As a general rule countertrade can be split into three broad categories:
Barter – the oldest form of countertrade whereby a sale of equipment is secured against delivery of goods from the buyer which may be of interest to the seller or can be on sold by the seller of equipment to generate a cash payment.
Counterpurchase – the practice whereby a foreign seller agrees to buy goods and/or services in the buyer’s country as a condition of the sale contract to a value related to the value of the goods sold. The goods and/or services may or may not be related to the items sold.

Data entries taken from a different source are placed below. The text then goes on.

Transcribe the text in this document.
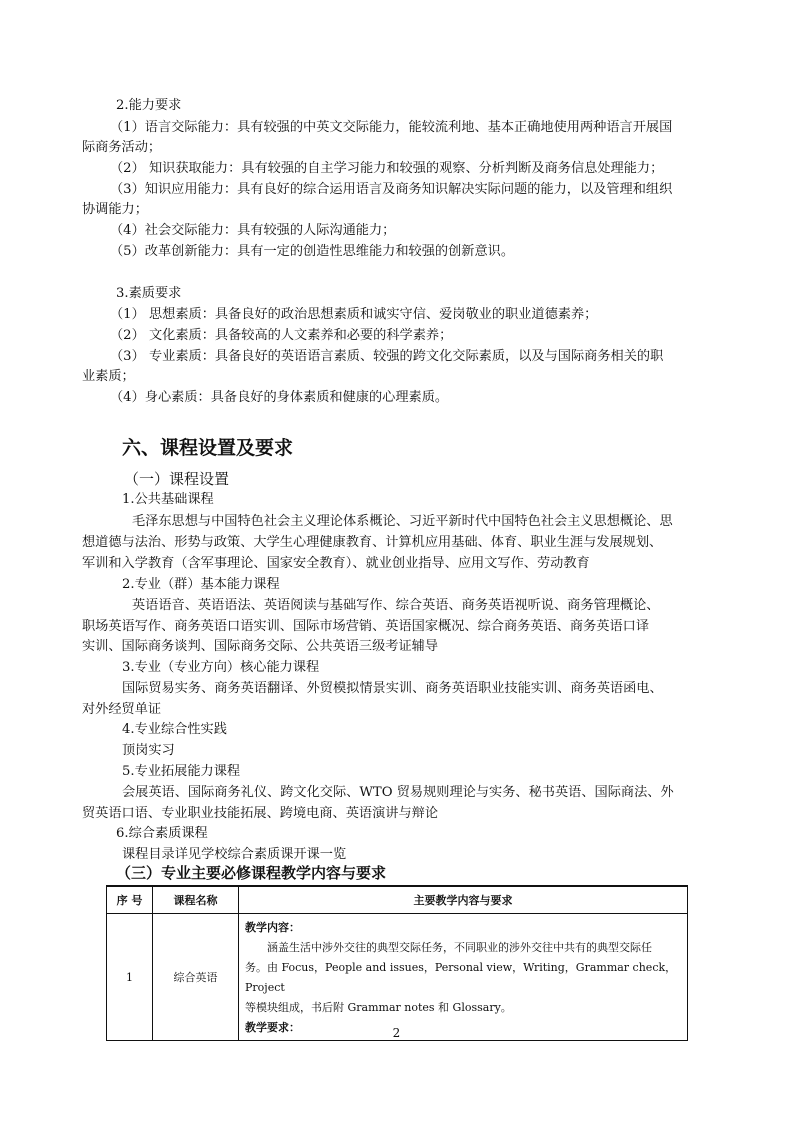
2.能力要求
（1）语言交际能力：具有较强的中英文交际能力，能较流利地、基本正确地使用两种语言开展国
际商务活动；
（2） 知识获取能力：具有较强的自主学习能力和较强的观察、分析判断及商务信息处理能力；
（3）知识应用能力：具有良好的综合运用语言及商务知识解决实际问题的能力，以及管理和组织
协调能力；
（4）社会交际能力：具有较强的人际沟通能力；
（5）改革创新能力：具有一定的创造性思维能力和较强的创新意识。
3.素质要求
（1） 思想素质：具备良好的政治思想素质和诚实守信、爱岗敬业的职业道德素养；
（2） 文化素质：具备较高的人文素养和必要的科学素养；
（3） 专业素质：具备良好的英语语言素质、较强的跨文化交际素质，以及与国际商务相关的职
业素质；
（4）身心素质：具备良好的身体素质和健康的心理素质。
六、课程设置及要求
（一）课程设置
1.公共基础课程
毛泽东思想与中国特色社会主义理论体系概论、习近平新时代中国特色社会主义思想概论、思
想道德与法治、形势与政策、大学生心理健康教育、计算机应用基础、体育、职业生涯与发展规划、
军训和入学教育（含军事理论、国家安全教育）、就业创业指导、应用文写作、劳动教育
2.专业（群）基本能力课程
英语语音、英语语法、英语阅读与基础写作、综合英语、商务英语视听说、商务管理概论、
职场英语写作、商务英语口语实训、国际市场营销、英语国家概况、综合商务英语、商务英语口译
实训、国际商务谈判、国际商务交际、公共英语三级考证辅导
3.专业（专业方向）核心能力课程
国际贸易实务、商务英语翻译、外贸模拟情景实训、商务英语职业技能实训、商务英语函电、
对外经贸单证
4.专业综合性实践
顶岗实习
5.专业拓展能力课程
会展英语、国际商务礼仪、跨文化交际、WTO 贸易规则理论与实务、秘书英语、国际商法、外
贸英语口语、专业职业技能拓展、跨境电商、英语演讲与辩论
6.综合素质课程
课程目录详见学校综合素质课开课一览
（三）专业主要必修课程教学内容与要求
序 号	课程名称	主要教学内容与要求
1	综合英语	教学内容：
涵盖生活中涉外交往的典型交际任务，不同职业的涉外交往中共有的典型交际任
务。由 Focus，People and issues，Personal view，Writing，Grammar check，Project
等模块组成，书后附 Grammar notes 和 Glossary。
教学要求：	2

Offset – increasingly popular with governments in developed countries. Offset is the practice whereby government buyers seek compensation for the loss of technical and financial investment in domestic industries caused by their acquisition of foreign-manufactured equipment. This can be achieved through:
Direct offset: the supplier agrees to incorporate materials, components or sub-assemblies which are procured from the importing country. In some large contracts, successful bidders may be required to establish local production facilities. Direct offset has been particularly common for trade in defence systems and aircraft.
Indirect offset: the supplier agrees to promote and develop export, investment and other cooperative measures that are not connected to the equipment supplied under the sale contract and may be either defence related or in the civil sector.
Other forms do exist, such as switch trading and buyback, but these are derivatives of the above categories.